Letztes Update:
20210102013048

05:54
26.11.2020
22.268 neue Corona-Infektionen binnen 24 Stunden in Deutschland haben die Gesundheitsämter dem Robert Koch-Institut (RKI)  gemeldet. Am Donnerstag vor einer Woche waren 22.609 Fälle gemeldet worden. Am Freitag war mit 23.648 gemeldeten Fällen ein Höchststand erreicht worden.

Das RKI zählt seit Beginn der Pandemie insgesamt 983.588 nachgewiesene Infektionen mit Sars-CoV-2 in Deutschland. Die Zahl der Todesfälle im Zusammenhang mit dem Virus steigt um 389 auf insgesamt 15.160. Das sogenannte Sieben-Tage-R liegt laut RKI-Lagebericht vom Mittwochabend bei 0,87 (Vortag: 0,90). Das heißt, dass 100 Infizierte rechnerisch 87 weitere Menschen anstecken. Der Wert bildet jeweils das Infektionsgeschehen vor 8 bis 16 Tagen ab.

Ein medizinischer Mitarbeiter mit einem Abstrich für einen Corona-Test. Foto: Tom Weller/dpa

05:46
26.11.2020
Die große Mehrheit der Lehrer empfindet einer Umfrage zufolge ihren Job in der Corona-Krise als belastender als vorher. 84 Prozent gaben in einer Befragung der Krankenkasse DAK an, sie hätten das Gefühl, dass der Schulalltag unter Corona-Bedingungen zu Mehrarbeit führe. 90 Prozent stimmten der Aussage zu, das Unterrichten sei im Vergleich zur Situation vor einem Jahr deutlich anstrengender. Meistgenannte Gründe waren das Durchsetzen der Corona-Regeln bei den Schülern, der eigene Gesundheitsschutz und der Ausfall von Kollegen.
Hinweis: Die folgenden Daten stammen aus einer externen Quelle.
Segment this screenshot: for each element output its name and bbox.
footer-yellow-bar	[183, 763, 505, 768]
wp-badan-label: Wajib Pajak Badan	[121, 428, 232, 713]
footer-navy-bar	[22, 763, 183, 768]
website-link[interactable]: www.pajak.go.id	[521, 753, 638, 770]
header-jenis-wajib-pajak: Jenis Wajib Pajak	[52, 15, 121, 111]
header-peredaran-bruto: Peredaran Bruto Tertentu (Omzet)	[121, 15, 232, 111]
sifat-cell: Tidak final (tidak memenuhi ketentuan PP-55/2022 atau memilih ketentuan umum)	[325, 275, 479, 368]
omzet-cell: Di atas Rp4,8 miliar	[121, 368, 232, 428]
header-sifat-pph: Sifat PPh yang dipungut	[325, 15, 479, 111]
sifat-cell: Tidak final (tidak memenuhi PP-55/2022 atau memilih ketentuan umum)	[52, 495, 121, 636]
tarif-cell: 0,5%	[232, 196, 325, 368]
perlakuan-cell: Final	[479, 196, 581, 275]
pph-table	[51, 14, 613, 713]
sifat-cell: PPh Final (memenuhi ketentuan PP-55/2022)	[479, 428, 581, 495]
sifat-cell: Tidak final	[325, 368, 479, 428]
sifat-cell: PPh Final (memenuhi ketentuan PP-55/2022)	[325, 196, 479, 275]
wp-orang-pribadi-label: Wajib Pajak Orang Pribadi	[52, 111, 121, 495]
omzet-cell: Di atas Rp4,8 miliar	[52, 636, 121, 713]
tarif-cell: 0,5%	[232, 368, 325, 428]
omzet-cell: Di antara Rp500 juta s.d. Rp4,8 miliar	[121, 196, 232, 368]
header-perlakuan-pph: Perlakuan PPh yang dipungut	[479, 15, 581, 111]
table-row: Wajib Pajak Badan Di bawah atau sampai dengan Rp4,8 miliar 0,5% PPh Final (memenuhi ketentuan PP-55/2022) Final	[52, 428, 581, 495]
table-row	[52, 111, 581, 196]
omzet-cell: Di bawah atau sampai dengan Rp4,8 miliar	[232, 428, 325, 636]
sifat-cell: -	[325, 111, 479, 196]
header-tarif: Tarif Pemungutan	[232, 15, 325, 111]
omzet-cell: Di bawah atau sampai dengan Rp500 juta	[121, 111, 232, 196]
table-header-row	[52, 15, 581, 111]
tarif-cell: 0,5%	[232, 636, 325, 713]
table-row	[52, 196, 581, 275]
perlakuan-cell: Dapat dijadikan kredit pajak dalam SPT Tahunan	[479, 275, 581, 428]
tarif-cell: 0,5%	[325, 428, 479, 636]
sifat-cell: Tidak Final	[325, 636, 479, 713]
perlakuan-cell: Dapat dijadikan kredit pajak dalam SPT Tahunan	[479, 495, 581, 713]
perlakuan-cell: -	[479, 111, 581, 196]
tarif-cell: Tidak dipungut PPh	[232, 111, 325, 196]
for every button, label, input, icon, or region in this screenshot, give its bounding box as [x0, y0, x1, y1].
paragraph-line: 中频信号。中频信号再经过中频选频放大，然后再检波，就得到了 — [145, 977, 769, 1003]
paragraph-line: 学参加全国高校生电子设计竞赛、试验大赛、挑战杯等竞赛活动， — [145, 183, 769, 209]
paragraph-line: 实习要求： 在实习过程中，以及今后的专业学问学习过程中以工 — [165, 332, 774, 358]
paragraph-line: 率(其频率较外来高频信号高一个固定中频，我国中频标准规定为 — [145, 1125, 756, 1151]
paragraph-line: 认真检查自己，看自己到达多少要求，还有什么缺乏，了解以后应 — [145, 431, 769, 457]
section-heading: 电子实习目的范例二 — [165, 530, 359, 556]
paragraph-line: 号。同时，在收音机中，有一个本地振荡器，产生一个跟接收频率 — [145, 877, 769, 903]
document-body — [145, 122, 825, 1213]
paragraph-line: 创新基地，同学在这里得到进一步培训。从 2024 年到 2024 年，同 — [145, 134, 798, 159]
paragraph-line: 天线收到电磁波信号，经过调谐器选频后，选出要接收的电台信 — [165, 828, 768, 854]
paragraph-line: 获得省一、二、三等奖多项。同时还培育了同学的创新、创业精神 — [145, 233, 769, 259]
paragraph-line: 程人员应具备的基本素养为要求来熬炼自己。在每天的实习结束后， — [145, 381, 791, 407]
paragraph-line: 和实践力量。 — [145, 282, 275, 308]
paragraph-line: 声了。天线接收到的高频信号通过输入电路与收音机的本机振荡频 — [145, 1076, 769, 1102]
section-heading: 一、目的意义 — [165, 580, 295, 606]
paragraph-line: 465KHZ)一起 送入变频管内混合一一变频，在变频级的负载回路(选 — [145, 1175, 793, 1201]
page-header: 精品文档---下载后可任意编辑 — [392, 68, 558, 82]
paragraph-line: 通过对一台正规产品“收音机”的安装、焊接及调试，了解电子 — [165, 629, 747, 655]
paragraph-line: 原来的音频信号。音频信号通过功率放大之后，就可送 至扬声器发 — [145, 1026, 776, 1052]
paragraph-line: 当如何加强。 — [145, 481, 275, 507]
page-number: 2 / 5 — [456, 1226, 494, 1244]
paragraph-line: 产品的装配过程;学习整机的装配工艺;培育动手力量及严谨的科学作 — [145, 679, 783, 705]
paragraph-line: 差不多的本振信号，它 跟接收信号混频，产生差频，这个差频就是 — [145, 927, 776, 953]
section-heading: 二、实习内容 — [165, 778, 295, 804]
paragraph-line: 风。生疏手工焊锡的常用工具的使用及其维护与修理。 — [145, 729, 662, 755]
Für die Studie, die im Auftrag der DAK vom Institut für Therapie- und Gesundheitsforschung (IFT-Nord) in Kiel erstellt wurde, wurden im Oktober 2300 Lehrkräfte in Nordrhein-Westfalen befragt. Laut Studienleiter Reiner Hanewinkel kann sie aber auch auf andere Bundesländer und Schulen übertragen werden, da die Ausnahmesituation und Herausforderungen bundesweit größtenteils vergleichbar seien.